# Anyone going to the AKC show in Kalamazoo MI?



## Darkmoon (Mar 12, 2007)

Looks like theres a pretty nice show for the AKC in Kalamazoo MI this weekend and I was wondering if any of our DFers would be there? I'll be stopping over and checking out some breeders, watching the OB and taking some photos.


----------



## RaeganW (Jul 14, 2009)

I *think* this show is the Backyard Classic - it's a big day for Tollers and there are club field tests offered. One of the instructors of Marsh's class is going. I really wanted to go and was planning on it, but Marsh isn't ready for anything yet. Have fun!


----------



## DJEtzel (Dec 28, 2009)

This is the West Michigan Apple Blossom Cluster Raegan. I haven't heard anything about the Backyard Classic, is it usually in this area?

I had intended to trial Frag in this cluster as it's the biggest one of the year, but lo and behold, my phone never gave me the reminder to send in the forms. 

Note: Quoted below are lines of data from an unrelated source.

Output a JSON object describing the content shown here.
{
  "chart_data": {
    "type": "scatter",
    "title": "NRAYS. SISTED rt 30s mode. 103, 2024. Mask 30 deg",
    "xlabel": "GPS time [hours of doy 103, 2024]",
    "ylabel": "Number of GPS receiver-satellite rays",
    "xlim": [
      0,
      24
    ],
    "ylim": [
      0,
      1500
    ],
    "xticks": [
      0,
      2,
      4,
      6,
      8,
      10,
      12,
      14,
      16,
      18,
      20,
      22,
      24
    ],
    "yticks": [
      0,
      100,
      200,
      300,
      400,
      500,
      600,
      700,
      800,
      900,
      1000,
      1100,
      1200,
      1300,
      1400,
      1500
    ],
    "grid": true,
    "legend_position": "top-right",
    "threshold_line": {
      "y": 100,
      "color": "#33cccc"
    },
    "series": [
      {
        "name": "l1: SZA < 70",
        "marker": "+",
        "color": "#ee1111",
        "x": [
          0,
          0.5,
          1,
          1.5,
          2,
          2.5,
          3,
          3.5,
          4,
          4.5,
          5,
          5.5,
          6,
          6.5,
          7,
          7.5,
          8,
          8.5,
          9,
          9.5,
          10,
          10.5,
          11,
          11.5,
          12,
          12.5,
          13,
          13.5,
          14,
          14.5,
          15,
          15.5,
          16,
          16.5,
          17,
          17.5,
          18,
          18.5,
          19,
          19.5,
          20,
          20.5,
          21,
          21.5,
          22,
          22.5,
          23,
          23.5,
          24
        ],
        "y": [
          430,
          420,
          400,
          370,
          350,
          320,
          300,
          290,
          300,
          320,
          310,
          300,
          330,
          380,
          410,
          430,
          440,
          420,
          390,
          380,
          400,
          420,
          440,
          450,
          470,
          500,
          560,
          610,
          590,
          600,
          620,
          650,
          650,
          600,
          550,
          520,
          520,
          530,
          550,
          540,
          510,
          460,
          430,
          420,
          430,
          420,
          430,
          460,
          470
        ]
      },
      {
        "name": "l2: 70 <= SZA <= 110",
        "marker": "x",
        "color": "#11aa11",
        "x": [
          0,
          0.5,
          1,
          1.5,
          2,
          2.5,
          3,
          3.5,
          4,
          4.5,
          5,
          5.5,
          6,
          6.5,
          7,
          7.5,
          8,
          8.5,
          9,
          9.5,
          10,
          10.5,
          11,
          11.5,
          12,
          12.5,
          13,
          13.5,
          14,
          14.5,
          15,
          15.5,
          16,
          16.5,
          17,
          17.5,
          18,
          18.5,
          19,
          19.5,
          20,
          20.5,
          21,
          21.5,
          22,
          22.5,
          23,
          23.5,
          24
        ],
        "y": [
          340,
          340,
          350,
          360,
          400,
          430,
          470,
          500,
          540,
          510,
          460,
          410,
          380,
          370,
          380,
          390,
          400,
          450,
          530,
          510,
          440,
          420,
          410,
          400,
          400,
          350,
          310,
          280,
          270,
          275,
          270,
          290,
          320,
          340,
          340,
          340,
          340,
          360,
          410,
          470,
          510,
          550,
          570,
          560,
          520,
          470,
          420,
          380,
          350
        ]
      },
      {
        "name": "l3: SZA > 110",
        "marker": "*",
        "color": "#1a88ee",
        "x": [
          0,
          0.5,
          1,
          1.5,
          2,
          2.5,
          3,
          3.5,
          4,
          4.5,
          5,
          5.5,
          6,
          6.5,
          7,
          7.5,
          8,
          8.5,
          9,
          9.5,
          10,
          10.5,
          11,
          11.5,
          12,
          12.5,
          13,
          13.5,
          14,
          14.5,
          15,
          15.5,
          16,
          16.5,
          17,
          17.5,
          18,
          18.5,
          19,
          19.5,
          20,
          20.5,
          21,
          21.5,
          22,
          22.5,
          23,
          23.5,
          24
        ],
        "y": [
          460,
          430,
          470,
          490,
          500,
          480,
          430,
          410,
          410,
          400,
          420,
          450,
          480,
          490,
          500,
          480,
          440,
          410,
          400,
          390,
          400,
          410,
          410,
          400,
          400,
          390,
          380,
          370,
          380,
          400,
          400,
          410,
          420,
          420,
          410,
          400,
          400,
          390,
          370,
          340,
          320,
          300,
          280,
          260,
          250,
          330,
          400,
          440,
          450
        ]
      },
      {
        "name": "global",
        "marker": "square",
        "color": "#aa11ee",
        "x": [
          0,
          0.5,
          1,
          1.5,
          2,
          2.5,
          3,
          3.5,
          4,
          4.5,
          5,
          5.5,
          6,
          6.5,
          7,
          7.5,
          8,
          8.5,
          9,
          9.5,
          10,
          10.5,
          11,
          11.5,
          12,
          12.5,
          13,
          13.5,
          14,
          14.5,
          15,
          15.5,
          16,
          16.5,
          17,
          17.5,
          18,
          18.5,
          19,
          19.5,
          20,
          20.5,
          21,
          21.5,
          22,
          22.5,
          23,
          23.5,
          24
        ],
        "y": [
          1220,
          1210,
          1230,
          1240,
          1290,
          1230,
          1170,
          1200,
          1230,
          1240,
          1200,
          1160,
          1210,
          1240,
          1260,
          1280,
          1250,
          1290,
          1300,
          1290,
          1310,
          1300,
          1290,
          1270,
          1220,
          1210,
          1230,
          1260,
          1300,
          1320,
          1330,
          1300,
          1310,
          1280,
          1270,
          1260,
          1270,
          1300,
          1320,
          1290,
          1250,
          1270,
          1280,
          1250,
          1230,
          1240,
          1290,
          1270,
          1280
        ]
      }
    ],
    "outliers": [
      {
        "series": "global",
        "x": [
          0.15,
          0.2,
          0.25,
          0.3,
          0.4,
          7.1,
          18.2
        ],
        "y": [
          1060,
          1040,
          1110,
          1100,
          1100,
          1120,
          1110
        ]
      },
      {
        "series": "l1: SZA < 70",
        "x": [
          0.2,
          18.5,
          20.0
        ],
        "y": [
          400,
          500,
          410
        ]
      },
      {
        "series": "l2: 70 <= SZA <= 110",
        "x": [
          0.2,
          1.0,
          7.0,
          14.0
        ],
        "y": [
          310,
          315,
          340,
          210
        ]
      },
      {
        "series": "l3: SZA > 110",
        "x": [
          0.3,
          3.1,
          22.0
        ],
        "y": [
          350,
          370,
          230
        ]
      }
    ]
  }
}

I will still be stopping out to take pictures and talk to people Friday and Saturday probably. I guess maybe it's a good thing that I missed this one so that I can at least see a rally trial before I enter.


----------



## RaeganW (Jul 14, 2009)

Did a little digging, and yep, same show. There's a supported entry on Saturday, and Club Field Tests on Sunday and Monday in Three Rivers. The BYC moves around but stays in the Midwest, I think. Last year it was in Chicago at this time. It's mainly the field tests that are the big draw and the reason for it, and you wouldn't have heard of it because it's a Nova Scotia Duck Tolling Retriever Club - USA thing, not an AKC thing.


----------



## DJEtzel (Dec 28, 2009)

Ah, I see. I know I checked out the premium, but I must have missed that. Maybe I'll dig around and find out times/location and head out to take some pictures. Sounds like a cool thing to watch!


----------